Ciao Gianga, e chi ti dimentica? – Cesare Zapperi ricorda Giangavino Sulas a due anni dalla scomparsa


Ecco, Giangavino, due anni dopo è bello ricordarti così. Divertente e divertito, con Barbara D’Urso, a margine di una delle tue infinite partecipazioni televisive per svelarci i dettagli dell’ultimo delitto. È bello ricordarti con quegli occhi furbetti con cui per cinquant’anni hai indagato fra cronaca, politica e sport regalandoci pagine indimenticabili e emozioni forti. È bello ricordarti con quel piglio che ti faceva affrontare tutto con serietà ma anche con quel filo di ironia che aiutava a stemperare le tensioni.

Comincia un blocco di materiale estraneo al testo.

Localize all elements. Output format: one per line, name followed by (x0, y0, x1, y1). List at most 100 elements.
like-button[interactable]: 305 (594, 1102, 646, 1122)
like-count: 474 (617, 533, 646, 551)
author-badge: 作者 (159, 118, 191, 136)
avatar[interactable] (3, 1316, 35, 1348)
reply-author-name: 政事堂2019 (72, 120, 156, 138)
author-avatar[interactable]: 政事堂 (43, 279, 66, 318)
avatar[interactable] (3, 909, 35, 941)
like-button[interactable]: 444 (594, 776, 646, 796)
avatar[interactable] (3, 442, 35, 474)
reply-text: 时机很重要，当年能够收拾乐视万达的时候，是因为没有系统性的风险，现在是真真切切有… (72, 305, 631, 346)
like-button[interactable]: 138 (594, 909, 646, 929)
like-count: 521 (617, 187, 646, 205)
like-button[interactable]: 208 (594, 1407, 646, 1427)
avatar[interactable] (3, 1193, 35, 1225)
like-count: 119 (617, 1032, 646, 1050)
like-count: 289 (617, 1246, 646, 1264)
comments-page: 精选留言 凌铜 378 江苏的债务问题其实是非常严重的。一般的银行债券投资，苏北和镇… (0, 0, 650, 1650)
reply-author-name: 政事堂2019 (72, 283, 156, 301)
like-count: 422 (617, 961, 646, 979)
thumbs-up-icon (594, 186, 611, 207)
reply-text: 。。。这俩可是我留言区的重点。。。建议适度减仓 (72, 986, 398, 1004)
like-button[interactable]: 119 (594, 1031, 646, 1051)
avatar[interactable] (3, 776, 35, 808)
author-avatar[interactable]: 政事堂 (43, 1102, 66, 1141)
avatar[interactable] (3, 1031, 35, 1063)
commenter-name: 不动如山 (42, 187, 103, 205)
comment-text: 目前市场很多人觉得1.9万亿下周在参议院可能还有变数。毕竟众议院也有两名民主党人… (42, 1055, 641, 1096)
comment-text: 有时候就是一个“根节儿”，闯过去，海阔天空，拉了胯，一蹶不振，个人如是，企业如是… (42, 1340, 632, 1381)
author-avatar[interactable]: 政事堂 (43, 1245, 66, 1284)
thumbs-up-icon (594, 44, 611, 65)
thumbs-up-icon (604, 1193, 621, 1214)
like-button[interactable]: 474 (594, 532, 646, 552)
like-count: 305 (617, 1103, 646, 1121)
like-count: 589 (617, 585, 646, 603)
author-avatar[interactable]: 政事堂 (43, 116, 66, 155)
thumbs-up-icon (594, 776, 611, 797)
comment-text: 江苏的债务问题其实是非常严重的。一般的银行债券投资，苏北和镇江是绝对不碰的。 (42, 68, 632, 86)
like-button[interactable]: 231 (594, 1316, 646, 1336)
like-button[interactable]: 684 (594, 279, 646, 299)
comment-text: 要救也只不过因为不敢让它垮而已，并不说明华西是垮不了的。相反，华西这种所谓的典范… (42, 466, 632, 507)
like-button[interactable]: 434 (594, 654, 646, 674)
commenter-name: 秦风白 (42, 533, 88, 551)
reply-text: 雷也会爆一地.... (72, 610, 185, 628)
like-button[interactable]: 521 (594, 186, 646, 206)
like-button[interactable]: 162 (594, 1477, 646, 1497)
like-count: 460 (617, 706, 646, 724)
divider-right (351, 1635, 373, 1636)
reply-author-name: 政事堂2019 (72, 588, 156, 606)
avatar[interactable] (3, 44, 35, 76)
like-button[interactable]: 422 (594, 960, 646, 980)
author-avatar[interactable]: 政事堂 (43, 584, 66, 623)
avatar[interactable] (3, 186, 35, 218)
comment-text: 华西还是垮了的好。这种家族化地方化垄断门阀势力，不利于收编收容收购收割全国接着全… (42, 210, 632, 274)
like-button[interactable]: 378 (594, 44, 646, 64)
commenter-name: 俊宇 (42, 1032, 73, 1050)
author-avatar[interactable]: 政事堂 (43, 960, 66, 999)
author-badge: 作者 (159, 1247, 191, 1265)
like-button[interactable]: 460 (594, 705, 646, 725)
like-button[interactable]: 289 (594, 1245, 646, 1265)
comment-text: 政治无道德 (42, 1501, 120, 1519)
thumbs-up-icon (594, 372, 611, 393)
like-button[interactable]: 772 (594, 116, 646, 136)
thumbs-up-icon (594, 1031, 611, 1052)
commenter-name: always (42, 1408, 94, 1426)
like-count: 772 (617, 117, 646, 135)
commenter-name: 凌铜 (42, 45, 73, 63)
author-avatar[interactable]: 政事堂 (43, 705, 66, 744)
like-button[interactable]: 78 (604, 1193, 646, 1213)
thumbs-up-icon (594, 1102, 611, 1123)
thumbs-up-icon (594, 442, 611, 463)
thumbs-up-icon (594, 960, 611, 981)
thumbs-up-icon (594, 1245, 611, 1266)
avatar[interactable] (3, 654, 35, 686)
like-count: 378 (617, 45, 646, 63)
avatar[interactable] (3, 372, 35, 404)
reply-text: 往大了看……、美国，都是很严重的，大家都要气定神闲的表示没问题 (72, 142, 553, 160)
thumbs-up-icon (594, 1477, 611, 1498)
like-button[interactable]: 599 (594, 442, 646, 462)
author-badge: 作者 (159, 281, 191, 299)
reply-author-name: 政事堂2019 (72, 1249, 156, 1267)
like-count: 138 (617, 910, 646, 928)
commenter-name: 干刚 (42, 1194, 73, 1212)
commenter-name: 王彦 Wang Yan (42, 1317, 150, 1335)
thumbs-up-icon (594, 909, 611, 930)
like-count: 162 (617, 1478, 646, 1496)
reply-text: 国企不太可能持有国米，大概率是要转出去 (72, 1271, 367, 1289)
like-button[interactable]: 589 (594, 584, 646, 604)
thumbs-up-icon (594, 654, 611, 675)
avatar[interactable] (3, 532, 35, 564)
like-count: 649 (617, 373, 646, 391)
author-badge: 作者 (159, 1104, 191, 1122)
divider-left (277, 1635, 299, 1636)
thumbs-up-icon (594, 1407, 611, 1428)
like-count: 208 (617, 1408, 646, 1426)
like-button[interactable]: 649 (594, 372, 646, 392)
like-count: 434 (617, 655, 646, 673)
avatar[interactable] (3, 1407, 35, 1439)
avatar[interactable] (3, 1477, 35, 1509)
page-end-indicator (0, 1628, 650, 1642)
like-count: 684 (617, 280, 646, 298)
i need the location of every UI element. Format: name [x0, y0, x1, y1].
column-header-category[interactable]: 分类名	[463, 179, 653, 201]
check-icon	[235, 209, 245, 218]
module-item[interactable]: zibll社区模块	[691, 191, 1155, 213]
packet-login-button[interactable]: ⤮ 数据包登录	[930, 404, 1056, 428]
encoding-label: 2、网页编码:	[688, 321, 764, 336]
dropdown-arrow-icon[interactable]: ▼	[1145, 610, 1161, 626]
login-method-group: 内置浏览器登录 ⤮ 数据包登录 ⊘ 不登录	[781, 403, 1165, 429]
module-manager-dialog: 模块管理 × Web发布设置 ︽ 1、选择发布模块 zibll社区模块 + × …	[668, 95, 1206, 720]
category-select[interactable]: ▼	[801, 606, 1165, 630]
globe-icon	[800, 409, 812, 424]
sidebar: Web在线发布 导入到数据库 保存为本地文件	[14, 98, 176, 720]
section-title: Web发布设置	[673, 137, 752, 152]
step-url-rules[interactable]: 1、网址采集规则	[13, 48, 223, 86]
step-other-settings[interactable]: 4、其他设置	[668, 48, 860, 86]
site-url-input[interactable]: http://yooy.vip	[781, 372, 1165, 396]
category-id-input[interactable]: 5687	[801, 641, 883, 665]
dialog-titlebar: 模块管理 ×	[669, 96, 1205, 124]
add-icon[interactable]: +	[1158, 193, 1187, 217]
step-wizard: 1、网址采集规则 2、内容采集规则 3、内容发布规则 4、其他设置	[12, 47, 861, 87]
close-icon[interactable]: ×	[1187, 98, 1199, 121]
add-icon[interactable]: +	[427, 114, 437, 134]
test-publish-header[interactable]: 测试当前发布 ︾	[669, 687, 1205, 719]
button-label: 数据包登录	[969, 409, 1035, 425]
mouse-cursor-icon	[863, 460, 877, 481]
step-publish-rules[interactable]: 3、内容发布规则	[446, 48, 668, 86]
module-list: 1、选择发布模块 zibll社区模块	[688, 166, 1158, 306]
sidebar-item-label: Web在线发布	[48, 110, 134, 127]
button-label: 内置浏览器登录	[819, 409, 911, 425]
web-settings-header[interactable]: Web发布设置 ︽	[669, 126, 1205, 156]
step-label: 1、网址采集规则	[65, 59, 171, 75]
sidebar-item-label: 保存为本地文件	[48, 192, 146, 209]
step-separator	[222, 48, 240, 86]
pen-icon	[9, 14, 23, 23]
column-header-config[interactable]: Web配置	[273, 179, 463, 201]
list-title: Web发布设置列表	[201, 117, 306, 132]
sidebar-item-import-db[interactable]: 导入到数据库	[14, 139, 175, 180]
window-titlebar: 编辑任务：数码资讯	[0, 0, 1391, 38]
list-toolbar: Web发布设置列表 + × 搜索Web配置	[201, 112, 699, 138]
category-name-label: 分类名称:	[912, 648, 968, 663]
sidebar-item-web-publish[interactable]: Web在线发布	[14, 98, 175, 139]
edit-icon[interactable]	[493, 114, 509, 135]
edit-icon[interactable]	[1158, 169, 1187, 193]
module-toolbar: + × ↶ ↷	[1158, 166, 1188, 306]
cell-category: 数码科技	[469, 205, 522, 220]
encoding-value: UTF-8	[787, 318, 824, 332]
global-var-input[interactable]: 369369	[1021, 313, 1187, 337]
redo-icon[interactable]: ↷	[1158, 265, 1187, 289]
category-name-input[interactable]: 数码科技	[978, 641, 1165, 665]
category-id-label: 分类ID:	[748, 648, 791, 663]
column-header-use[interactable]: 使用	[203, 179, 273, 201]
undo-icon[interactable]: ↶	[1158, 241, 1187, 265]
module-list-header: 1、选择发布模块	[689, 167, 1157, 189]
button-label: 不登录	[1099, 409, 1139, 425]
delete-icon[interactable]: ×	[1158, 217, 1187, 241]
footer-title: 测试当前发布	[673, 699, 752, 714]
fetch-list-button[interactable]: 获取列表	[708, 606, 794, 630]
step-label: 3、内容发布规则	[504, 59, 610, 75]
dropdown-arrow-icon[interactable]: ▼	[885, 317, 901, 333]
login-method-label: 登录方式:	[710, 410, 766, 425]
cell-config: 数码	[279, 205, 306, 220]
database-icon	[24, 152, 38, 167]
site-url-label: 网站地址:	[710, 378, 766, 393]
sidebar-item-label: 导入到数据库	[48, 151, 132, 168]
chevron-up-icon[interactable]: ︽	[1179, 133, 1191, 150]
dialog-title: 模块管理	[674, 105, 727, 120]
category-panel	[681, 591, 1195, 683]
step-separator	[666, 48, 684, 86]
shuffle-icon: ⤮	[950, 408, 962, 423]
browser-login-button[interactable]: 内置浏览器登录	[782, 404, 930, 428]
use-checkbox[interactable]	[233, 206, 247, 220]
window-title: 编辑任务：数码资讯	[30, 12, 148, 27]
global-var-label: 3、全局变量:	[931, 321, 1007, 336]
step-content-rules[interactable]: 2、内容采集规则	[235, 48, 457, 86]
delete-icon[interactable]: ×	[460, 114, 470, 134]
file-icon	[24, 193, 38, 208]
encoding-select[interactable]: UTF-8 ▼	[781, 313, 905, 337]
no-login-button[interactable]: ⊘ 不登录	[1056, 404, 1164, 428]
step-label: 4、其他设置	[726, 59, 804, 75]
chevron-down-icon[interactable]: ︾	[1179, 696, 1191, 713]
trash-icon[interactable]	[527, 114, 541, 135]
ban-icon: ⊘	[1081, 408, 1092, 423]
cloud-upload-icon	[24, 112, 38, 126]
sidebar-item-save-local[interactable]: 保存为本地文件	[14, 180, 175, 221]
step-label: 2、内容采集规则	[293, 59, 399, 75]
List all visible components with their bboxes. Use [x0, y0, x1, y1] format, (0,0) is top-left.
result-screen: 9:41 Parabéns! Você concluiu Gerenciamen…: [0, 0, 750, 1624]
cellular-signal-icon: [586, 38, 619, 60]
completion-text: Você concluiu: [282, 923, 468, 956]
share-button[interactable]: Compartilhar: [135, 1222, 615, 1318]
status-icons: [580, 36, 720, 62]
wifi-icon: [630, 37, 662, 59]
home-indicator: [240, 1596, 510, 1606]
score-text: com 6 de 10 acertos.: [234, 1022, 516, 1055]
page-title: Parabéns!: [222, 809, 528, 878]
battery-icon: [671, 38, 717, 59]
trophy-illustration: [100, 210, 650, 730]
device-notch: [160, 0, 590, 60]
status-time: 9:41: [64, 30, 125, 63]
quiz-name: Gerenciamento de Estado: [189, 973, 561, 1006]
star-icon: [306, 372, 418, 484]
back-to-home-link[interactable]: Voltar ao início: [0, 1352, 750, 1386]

Giangavino Sulas con Roberto Pelucchi

Da due anni il telefono tace. Quel «Cesarino, stai lavorando?», detto con tono canzonatorio, con cui introducevi le nostre chilometriche chiacchierate, mi manca tantissimo. Come mi mancano i tuoi consigli, gli aneddoti, le curiosità, gli spunti, le riflessioni, le domande inesauribili su qualsiasi argomento affrontassimo. Senza di te (e Roberto Pelucchi che se n’è andato sei mesi fa) mi sento un naufrago in un mare di grande conformismo. Ma custodisco gelosamente l’esempio di un uomo che ha sempre saputo onorare, pur tra qualche errore ed eccesso, una professione che, più che un lavoro, è ed è stata una ragione di vita. Ciao Gianga, amico mio.